Am 7. Februar 1971 stimmten die Schweizer Männer an den Urnen der Verfassungsänderung zu, dass künftig alle Schweizer*innen die gleichen politischen Rechte wie sie haben (65,7 % Ja zu 34,2% Nein). Allerdings ist es vor allem den mutigen und engagierten Schweizer Frauen und ihrem jahrzehntelangem Kampf zu verdanken, dass das Thema immer wieder auf die politische Tagesordnung gebracht und alle Kräfte mobilisiert wurden, um die Mehrheit der Bevölkerung und der Stände zu überzeugen.

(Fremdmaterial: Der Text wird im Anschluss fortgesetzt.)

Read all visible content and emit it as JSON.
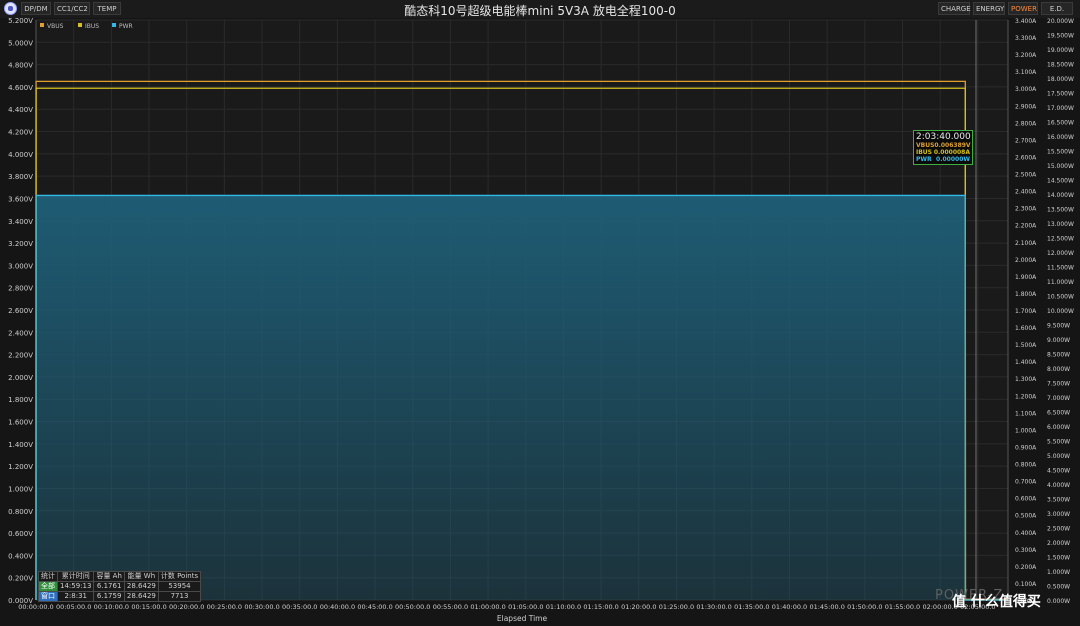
{
  "window": {
    "title": "酷态科10号超级电能棒mini 5V3A 放电全程100-0",
    "left_tabs": [
      "DP/DM",
      "CC1/CC2",
      "TEMP"
    ],
    "right_tabs": [
      "CHARGE",
      "ENERGY",
      "POWER",
      "E.D."
    ],
    "active_tab": "POWER"
  },
  "colors": {
    "background": "#151515",
    "vbus": "#e0a030",
    "ibus": "#d4c020",
    "pwr": "#33b8e8",
    "fill": "#1e5f78"
  },
  "stats": {
    "headers": [
      "统计",
      "累计时间",
      "容量 Ah",
      "能量 Wh",
      "计数 Points"
    ],
    "rows": [
      [
        "全部",
        "14:59:13",
        "6.1761",
        "28.6429",
        "53954"
      ],
      [
        "窗口",
        "2:8:31",
        "6.1759",
        "28.6429",
        "7713"
      ]
    ]
  },
  "tooltip": {
    "time": "2:03:40.000",
    "rows": [
      {
        "label": "VBUS",
        "value": "0.006389V",
        "color": "#e0a030"
      },
      {
        "label": "IBUS",
        "value": "0.000008A",
        "color": "#d4c020"
      },
      {
        "label": "PWR",
        "value": "0.00000W",
        "color": "#33b8e8"
      }
    ]
  },
  "watermark": "POWER-Z",
  "credit": "值 什么值得买",
  "chart_data": {
    "type": "line",
    "xlabel": "Elapsed Time",
    "x_range_seconds": [
      0,
      7740
    ],
    "x_ticks": [
      "00:00:00.0",
      "00:05:00.0",
      "00:10:00.0",
      "00:15:00.0",
      "00:20:00.0",
      "00:25:00.0",
      "00:30:00.0",
      "00:35:00.0",
      "00:40:00.0",
      "00:45:00.0",
      "00:50:00.0",
      "00:55:00.0",
      "01:00:00.0",
      "01:05:00.0",
      "01:10:00.0",
      "01:15:00.0",
      "01:20:00.0",
      "01:25:00.0",
      "01:30:00.0",
      "01:35:00.0",
      "01:40:00.0",
      "01:45:00.0",
      "01:50:00.0",
      "01:55:00.0",
      "02:00:00.0",
      "02:05:00.0"
    ],
    "y_left": {
      "unit": "V",
      "range": [
        0,
        5.2
      ],
      "ticks": [
        "0.000V",
        "0.200V",
        "0.400V",
        "0.600V",
        "0.800V",
        "1.000V",
        "1.200V",
        "1.400V",
        "1.600V",
        "1.800V",
        "2.000V",
        "2.200V",
        "2.400V",
        "2.600V",
        "2.800V",
        "3.000V",
        "3.200V",
        "3.400V",
        "3.600V",
        "3.800V",
        "4.000V",
        "4.200V",
        "4.400V",
        "4.600V",
        "4.800V",
        "5.000V",
        "5.200V"
      ]
    },
    "y_mid": {
      "unit": "A",
      "range": [
        0,
        3.4
      ],
      "ticks": [
        "0.000A",
        "0.100A",
        "0.200A",
        "0.300A",
        "0.400A",
        "0.500A",
        "0.600A",
        "0.700A",
        "0.800A",
        "0.900A",
        "1.000A",
        "1.100A",
        "1.200A",
        "1.300A",
        "1.400A",
        "1.500A",
        "1.600A",
        "1.700A",
        "1.800A",
        "1.900A",
        "2.000A",
        "2.100A",
        "2.200A",
        "2.300A",
        "2.400A",
        "2.500A",
        "2.600A",
        "2.700A",
        "2.800A",
        "2.900A",
        "3.000A",
        "3.100A",
        "3.200A",
        "3.300A",
        "3.400A"
      ]
    },
    "y_right": {
      "unit": "W",
      "range": [
        0,
        20
      ],
      "ticks": [
        "0.000W",
        "0.500W",
        "1.000W",
        "1.500W",
        "2.000W",
        "2.500W",
        "3.000W",
        "3.500W",
        "4.000W",
        "4.500W",
        "5.000W",
        "5.500W",
        "6.000W",
        "6.500W",
        "7.000W",
        "7.500W",
        "8.000W",
        "8.500W",
        "9.000W",
        "9.500W",
        "10.000W",
        "10.500W",
        "11.000W",
        "11.500W",
        "12.000W",
        "12.500W",
        "13.000W",
        "13.500W",
        "14.000W",
        "14.500W",
        "15.000W",
        "15.500W",
        "16.000W",
        "16.500W",
        "17.000W",
        "17.500W",
        "18.000W",
        "18.500W",
        "19.000W",
        "19.500W",
        "20.000W"
      ]
    },
    "series": [
      {
        "name": "VBUS",
        "axis": "left",
        "x": [
          0,
          0.5,
          7400,
          7401,
          7740
        ],
        "y": [
          0,
          4.65,
          4.65,
          0.006,
          0.006
        ]
      },
      {
        "name": "IBUS",
        "axis": "mid",
        "x": [
          0,
          0.5,
          7400,
          7401,
          7740
        ],
        "y": [
          0,
          3.0,
          3.0,
          0.0,
          0.0
        ]
      },
      {
        "name": "PWR",
        "axis": "right",
        "x": [
          0,
          0.5,
          7400,
          7401,
          7740
        ],
        "y": [
          0,
          13.95,
          13.95,
          0.0,
          0.0
        ]
      }
    ],
    "grid": true,
    "legend": "top-left"
  }
}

Die Etappen dieses langen und steinigen Weges bis zur Einführung des Stimm- und Wahlrechts für Frauen in der Schweiz können Sie hier nachlesen.
1848
1868
Den ersten Vorstoss, das Stimmrecht für Frauen einzufordern, wagen die Züricher Frauen. Sie sind die ersten, die in der Schweiz anlässlich der kantonalen Verfassungsrevision das aktive und passive Wahlrecht verlangen – vergebens.
1868
1886
Unter der Führung der Frauenrechtlerin Marie Goegg-Pouchoulin machen 139 Frauen das erste Mal vom Petitionsrecht Gebrauch.
1890
Erwerbstätige Frauen aus den Unterschichten gründen ab den 1880er Jahren lokale Arbeiter*innenvereine, die sich 1890 zum Schweizer Arbeiter*innenverband zusammenschliessen. Der Verband fordert 1893 offiziell erstmals das Stimm- und Wahlrecht für Frauen.
1890
1904
Die Sozialistische Partei (SP) fordert als erste Partei in ihrem Parteiprogramm u. a. die schweizweite Einführung des Frauenstimmrechts und verlangt im selben Jahr im St. Galler Grossen Rat das kantonale Frauenstimmrecht – ohne Erfolg.
1909
Um die Jahrhundertwende organisieren sich Frauen im ganzen Land und bilden verschiedene Frauenvereine für sowie gegen das Frauenstimmrecht. Die beiden wichtigsten sind der Bund Schweizerischer Frauenvereine (BSF) unter der Leitung von Helene von Mülinen und der Schweizerische Verband für Frauenstimmrecht (SVF).
1909
1914 - 1918
Während des 1. Weltkrieges kommt die Bewegung aufgrund dringender Probleme ins Stocken. Unter anderem leisten die Frauenverbände die gesamte Sozialfürsorge während des Krieges, da es zu diesem Zeitpunkt noch keine Sozialversicherungen in der Schweiz gibt.
1915
Im Nationalrat werden in derselben Zeit erstmals zwei Motionen für das eidgenössische Frauenstimm- und -wahlrecht eingereicht. Zu Postulaten abgeschwächt werden sie von den Räten zu Postulaten 1919 an den Bundesrat überwiesen, der sie aber für Jahrzehnte in der Schublade verschwinden lässt.
1915
1919 - 1921
In einigen Kantonen (Genf, Neuenburg, Basel-Stadt, Zürich, Glarus und St. Gallen) kommt es zur Abstimmung über das Frauenstimmrecht, die jedoch alle mit einem negativen Ergebnis enden.
1923
Eine Gruppe von Berner*innen reicht 1923 eine staatsrechtliche Beschwerde ein. Sie wollen ihr «Stimmrecht in Gemeinde-, Kantons- und Bundesangelegenheiten ausüben». Unter der Berufung auf das Gewohnheitsrecht werden sie jedoch vom Bundesgericht abgelehnt.
1923
Die SAFFA-Schnecke
Im Sommer 1928 findet die Schweizerische Ausstellung für Frauenarbeit (SAFFA) statt. Im Umzug fährt ein denkwürdiger Wagen mit: eine Schnecke namens «Frauenstimmrecht». Die Organisator*innen werden für die Schnecke stark kritisiert und einige Kritiker*innen sehen diese gar als Zeichen für die politische Unreife der Frauen.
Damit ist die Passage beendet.